The donor sits on one of the beds and a Biotest employee hooks them up to a machine that starts drawing the donor’s blood. The machines separate the plasma from the rest of the blood. The plasma is collected and the rest of the blood is returned to the donor through the same needle the blood was taken from.
After the plasma is collected, it’s tested for transmissible viruses like Hepatitis and HIV. The plasma is stored in the center’s freezers until the test results come back. Once the plasma is cleared, it’s shipped off-site.
Timperley said that once someone is a return donor, the center’s goal is to get the donor in and out in under 90 minutes.
“Most of the time it’s way less than 90 minutes, but if we get a large rush of people at the same time, it could take up to that,” she said. “But, our general goal is to get you in and out as quickly as possible.”
Once someone is a return donor, they can stop by the center whenever they please. Before going to the center to donate, it is recommended that donors drink a lot of water and eat a big meal.
“Don’t come in if you’re sick or have sever allergy symptoms. Most of our regulations are not even plasma-based — they are for the health and safety of the donor,” Timperley said. “So, basically, if they’re not healthy, we don’t want to take the plasma because the plasma is what carries the antibodies through your blood.”
Timperley said a college town is an ideal place to open a plasma center because college kids are ideal donors.
“College students are awesome as well, because they are at the peak of their health and we are looking for people that have healthy plasma so that we can use it,” she said.
Donors can give plasma two times in a seven-day period as long as there is a day in between donations.
“We see most people average seven to eight times a month,” Timperley said. “But it’s not uncommon to see nine to 10 times a month.”
Donors are paid on a monthly scale. For each time they donate in that month, they get a certain amount of money. The payment is loaded on to a reusable Visa card, said Timperley.
“We don’t keep cash on-sight. Just because where there’s cash there’s a likelihood of robbery so we choose to do an electronic payment system and it loads right to their card,” she said. “Right when they get done, we pay them.”
Timperley said that in the future, the center will run Twitter promotions for donors to make extra money.
First-year USD student Adam Updike was donating for the first time last week. He said he was donating for the money.
“One of my friends in Omaha has donated before and told me about it and then I found out one was opening here,” he said. “I’m a poor college kid so I need the money.”
Employment Opportunity
Timperley says the center currently has 24 employees and are still looking for more.

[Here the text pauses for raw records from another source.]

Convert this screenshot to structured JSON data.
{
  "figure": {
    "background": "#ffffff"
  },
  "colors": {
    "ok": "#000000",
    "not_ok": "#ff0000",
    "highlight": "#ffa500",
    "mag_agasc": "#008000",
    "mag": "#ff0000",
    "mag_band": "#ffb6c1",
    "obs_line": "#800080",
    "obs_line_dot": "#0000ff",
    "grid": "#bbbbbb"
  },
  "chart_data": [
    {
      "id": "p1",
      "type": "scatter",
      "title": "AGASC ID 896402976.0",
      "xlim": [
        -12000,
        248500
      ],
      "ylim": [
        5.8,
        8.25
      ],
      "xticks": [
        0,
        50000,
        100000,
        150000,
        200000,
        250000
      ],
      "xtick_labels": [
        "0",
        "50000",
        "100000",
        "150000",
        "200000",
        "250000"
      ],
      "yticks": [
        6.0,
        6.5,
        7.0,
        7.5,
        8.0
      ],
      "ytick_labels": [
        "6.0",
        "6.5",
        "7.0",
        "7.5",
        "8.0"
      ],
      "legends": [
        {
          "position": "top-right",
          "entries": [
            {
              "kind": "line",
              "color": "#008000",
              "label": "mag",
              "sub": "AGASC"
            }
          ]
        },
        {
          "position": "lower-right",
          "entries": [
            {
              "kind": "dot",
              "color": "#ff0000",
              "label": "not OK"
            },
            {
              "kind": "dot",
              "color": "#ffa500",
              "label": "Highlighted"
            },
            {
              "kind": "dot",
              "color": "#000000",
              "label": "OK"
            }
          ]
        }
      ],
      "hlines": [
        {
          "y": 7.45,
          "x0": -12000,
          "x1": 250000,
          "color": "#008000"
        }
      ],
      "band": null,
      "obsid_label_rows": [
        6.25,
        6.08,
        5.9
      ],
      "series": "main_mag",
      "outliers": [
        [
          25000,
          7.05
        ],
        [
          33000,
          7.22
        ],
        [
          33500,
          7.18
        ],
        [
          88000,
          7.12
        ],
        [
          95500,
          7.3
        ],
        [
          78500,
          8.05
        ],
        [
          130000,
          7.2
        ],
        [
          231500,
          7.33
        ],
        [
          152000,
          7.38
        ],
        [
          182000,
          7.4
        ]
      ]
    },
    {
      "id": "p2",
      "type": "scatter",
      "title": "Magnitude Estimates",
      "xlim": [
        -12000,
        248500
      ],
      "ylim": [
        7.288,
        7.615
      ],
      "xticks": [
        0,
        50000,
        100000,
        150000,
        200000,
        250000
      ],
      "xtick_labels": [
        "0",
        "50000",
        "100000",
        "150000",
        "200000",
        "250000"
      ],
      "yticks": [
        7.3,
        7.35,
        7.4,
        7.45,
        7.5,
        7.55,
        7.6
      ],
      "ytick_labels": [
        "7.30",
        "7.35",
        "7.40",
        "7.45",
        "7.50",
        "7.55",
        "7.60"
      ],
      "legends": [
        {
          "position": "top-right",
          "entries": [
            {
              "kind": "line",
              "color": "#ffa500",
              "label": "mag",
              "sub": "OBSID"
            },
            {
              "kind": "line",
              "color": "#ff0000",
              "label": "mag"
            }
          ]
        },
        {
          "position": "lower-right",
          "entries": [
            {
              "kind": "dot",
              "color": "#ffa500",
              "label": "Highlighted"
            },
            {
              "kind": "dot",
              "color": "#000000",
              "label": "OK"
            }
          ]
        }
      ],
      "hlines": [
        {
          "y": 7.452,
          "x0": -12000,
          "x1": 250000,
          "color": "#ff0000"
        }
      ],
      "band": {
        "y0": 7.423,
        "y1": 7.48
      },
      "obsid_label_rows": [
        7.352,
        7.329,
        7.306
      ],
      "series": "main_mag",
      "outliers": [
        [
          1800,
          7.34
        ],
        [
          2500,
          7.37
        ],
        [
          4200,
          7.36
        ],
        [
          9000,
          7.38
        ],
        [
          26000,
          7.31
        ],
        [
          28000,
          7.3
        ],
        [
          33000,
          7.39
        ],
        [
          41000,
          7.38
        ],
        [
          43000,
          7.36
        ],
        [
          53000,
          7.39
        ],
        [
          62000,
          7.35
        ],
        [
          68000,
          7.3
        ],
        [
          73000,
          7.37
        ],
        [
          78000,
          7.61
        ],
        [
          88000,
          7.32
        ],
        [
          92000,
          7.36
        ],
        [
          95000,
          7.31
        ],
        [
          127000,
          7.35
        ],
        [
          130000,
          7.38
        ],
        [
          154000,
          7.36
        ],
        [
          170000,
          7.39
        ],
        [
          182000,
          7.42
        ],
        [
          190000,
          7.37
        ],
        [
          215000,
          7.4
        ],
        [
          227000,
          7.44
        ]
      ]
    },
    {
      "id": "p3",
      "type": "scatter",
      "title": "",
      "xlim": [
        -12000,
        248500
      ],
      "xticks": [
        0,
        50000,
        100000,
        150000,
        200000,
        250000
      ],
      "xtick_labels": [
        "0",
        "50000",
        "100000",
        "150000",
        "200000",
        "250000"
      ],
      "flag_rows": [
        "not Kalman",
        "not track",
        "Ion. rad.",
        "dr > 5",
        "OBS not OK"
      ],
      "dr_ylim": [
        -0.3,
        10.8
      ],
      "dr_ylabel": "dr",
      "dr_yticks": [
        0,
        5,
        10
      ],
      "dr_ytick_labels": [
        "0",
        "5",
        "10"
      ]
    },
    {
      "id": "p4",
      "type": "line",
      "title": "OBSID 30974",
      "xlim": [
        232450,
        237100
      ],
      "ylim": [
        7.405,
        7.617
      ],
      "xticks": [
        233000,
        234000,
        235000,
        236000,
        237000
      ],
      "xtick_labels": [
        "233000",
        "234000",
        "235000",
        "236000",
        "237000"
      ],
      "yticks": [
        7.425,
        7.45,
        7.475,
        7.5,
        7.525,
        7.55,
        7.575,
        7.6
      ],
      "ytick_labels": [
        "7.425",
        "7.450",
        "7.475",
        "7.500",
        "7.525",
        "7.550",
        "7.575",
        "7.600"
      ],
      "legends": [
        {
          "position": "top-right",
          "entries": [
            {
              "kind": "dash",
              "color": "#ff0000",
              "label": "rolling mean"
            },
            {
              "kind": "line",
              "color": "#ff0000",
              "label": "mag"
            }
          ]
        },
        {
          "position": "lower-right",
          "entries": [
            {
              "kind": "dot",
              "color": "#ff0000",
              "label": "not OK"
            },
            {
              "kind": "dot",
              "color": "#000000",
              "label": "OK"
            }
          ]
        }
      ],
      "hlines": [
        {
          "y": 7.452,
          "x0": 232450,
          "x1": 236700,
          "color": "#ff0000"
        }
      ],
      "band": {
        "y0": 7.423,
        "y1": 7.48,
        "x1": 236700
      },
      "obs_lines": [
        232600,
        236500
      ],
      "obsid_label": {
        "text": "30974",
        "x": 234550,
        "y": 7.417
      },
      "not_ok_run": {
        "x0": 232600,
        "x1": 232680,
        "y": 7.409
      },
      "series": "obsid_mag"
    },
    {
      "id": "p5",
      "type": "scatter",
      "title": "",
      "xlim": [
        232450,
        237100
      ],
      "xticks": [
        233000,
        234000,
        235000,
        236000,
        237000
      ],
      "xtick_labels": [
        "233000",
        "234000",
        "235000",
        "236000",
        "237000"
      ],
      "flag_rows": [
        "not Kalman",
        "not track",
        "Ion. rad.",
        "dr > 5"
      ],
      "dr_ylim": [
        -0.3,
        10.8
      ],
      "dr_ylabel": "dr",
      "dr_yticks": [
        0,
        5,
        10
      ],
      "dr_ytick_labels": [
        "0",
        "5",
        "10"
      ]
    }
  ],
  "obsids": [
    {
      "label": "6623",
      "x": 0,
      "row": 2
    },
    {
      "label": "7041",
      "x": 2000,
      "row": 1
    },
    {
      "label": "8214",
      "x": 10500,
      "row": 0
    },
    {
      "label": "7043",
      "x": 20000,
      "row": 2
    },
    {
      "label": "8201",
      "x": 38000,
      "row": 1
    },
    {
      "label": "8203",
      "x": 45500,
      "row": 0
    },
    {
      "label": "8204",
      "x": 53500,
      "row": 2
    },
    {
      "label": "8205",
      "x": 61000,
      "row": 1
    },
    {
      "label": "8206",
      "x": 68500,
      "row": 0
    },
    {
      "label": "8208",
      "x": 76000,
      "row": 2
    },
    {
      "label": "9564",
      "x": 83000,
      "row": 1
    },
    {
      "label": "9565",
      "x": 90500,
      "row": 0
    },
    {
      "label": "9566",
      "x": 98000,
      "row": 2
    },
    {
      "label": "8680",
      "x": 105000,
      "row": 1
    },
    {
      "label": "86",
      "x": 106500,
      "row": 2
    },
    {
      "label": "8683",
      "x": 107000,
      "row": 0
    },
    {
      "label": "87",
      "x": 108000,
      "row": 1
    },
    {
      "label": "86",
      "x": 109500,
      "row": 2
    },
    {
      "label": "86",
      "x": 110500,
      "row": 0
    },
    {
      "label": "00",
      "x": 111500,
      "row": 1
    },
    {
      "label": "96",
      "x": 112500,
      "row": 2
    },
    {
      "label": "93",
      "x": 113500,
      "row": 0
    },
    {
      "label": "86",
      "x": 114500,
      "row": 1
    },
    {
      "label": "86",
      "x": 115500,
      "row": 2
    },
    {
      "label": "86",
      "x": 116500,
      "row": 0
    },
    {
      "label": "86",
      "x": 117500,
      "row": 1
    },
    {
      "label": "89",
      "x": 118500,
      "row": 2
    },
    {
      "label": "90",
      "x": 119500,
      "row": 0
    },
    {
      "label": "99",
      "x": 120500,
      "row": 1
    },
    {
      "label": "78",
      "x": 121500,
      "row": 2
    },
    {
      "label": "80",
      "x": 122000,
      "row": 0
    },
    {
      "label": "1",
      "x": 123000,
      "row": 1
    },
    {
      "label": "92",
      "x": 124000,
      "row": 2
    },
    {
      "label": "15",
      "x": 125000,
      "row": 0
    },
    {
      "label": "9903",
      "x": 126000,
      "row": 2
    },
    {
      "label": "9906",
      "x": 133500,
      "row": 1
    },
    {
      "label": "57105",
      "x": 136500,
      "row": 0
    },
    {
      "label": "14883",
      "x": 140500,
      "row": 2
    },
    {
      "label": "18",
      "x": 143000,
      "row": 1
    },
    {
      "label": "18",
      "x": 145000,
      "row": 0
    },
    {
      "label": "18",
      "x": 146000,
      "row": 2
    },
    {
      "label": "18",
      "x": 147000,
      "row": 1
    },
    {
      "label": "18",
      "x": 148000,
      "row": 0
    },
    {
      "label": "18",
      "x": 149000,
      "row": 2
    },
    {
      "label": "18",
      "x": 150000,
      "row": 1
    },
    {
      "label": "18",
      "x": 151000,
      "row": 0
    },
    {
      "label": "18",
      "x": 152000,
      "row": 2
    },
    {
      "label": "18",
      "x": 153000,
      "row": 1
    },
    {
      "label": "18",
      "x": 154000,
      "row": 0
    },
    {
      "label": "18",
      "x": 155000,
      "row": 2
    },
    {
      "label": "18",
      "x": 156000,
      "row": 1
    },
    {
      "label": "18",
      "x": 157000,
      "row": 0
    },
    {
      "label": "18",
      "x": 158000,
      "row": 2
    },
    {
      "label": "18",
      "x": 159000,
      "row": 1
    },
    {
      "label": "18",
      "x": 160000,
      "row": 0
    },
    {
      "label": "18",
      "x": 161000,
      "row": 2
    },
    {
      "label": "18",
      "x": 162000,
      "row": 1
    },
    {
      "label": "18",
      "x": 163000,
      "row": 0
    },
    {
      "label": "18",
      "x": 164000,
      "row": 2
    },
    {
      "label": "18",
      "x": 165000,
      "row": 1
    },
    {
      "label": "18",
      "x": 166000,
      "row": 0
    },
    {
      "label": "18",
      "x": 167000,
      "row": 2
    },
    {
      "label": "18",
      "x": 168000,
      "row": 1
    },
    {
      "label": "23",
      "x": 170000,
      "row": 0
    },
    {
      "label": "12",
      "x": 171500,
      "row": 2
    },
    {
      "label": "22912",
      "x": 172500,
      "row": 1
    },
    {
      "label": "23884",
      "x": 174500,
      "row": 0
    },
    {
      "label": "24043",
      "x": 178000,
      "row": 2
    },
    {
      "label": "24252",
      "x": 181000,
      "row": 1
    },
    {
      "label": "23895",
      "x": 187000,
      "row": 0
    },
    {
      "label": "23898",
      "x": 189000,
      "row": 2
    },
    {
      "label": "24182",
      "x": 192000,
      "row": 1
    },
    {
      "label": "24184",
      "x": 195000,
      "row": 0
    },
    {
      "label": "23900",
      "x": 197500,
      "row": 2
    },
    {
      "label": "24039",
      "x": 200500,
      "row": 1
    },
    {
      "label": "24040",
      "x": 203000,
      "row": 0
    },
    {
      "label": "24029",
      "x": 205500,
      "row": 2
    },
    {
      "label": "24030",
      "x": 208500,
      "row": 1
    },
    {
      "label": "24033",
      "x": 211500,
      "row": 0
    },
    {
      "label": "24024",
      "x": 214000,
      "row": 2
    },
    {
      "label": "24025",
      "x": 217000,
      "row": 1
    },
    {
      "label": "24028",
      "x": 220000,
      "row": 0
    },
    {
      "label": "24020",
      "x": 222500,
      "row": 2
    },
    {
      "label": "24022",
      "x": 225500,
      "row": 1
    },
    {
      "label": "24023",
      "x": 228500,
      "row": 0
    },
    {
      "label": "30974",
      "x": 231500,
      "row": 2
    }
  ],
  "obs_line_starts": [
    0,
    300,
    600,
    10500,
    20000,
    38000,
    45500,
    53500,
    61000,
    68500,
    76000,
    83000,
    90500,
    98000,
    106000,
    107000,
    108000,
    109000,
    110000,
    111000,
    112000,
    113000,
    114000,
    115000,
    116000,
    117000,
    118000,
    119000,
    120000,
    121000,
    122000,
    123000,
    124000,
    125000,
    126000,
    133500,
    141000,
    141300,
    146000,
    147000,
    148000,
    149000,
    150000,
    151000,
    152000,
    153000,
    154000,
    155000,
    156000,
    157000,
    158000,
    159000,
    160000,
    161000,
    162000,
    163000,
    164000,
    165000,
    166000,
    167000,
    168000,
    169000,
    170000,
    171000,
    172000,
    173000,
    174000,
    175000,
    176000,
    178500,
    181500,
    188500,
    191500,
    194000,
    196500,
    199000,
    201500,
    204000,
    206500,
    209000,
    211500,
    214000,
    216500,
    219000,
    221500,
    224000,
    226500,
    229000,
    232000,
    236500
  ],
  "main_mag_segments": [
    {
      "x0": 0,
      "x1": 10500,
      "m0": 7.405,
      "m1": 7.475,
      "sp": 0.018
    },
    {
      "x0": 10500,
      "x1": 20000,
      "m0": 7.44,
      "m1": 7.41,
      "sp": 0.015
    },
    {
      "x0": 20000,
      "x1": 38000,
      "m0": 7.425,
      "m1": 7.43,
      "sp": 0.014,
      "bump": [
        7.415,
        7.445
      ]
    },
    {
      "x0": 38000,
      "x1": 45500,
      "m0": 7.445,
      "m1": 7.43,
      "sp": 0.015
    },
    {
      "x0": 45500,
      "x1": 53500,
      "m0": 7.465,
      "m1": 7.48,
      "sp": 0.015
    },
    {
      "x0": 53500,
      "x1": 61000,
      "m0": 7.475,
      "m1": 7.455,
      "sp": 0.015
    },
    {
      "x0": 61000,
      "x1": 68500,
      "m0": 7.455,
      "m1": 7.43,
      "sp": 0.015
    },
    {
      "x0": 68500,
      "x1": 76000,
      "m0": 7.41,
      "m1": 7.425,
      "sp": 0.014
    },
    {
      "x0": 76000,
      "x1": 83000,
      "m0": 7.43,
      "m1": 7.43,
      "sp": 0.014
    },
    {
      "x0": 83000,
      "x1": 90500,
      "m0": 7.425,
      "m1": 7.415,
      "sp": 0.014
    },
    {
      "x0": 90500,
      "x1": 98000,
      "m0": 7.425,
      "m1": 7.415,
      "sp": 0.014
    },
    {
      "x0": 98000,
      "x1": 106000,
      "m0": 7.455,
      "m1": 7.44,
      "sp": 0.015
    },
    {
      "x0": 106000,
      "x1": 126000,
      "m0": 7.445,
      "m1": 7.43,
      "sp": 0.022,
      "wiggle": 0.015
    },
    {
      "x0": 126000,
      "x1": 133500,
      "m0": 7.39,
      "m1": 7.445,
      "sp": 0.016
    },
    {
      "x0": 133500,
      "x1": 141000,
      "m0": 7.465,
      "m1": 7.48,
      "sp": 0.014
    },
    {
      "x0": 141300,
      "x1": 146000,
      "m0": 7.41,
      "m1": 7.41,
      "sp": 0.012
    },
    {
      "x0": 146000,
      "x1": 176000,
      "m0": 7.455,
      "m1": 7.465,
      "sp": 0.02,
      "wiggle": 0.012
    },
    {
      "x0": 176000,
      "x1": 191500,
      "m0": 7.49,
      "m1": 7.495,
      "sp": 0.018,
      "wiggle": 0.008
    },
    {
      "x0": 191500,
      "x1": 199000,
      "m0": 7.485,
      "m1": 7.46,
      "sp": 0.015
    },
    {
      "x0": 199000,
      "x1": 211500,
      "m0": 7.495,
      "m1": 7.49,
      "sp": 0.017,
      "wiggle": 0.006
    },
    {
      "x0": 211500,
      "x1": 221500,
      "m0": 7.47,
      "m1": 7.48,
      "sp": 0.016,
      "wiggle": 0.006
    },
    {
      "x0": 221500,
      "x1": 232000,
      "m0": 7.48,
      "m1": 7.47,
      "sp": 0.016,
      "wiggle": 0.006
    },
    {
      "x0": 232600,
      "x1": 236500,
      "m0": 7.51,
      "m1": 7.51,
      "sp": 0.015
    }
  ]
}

“Right now were looking at (hiring) about three part timers — they just need a high school diploma. We are all about on the job training,” she said. “Between me and the two other managers, we have an excess of about 16 years of phlebotomy. I have 13 and they each have three plus. So we will teach them all (of) what they need to know.”
About half of Biotest staff is from USD.
“We have five current students and then the rest were former students at USD,” Timperley said. “The majority of our staff is from the college.”
USD seniors Samatha Heibult and Jody Vanden Hoek are both psychology majors that started working at the center when it opened. They said they found out about the job at the career fair and have enjoyed the job so far.
Vanden Hoek said she enjoys how different the work is from previous jobs she has had.
“It’s not like a job I’ve ever had before. I was really surprised when they let us use the machines,” she said.
Heibult said she has enjoyed the on the job training.
“I was surprised that we were able to poke people without a certificate,” Heibult said.
This Biotest Plasma Center is the 21st to open in the country and only the second to open in South Dakota. The first opened in Brookings in May.
“We’re happy to have you and were happy to be in Vermillion,” Timperley said. “We’re really excited. We just need donations and plasma to make medications. The money is just the perk.”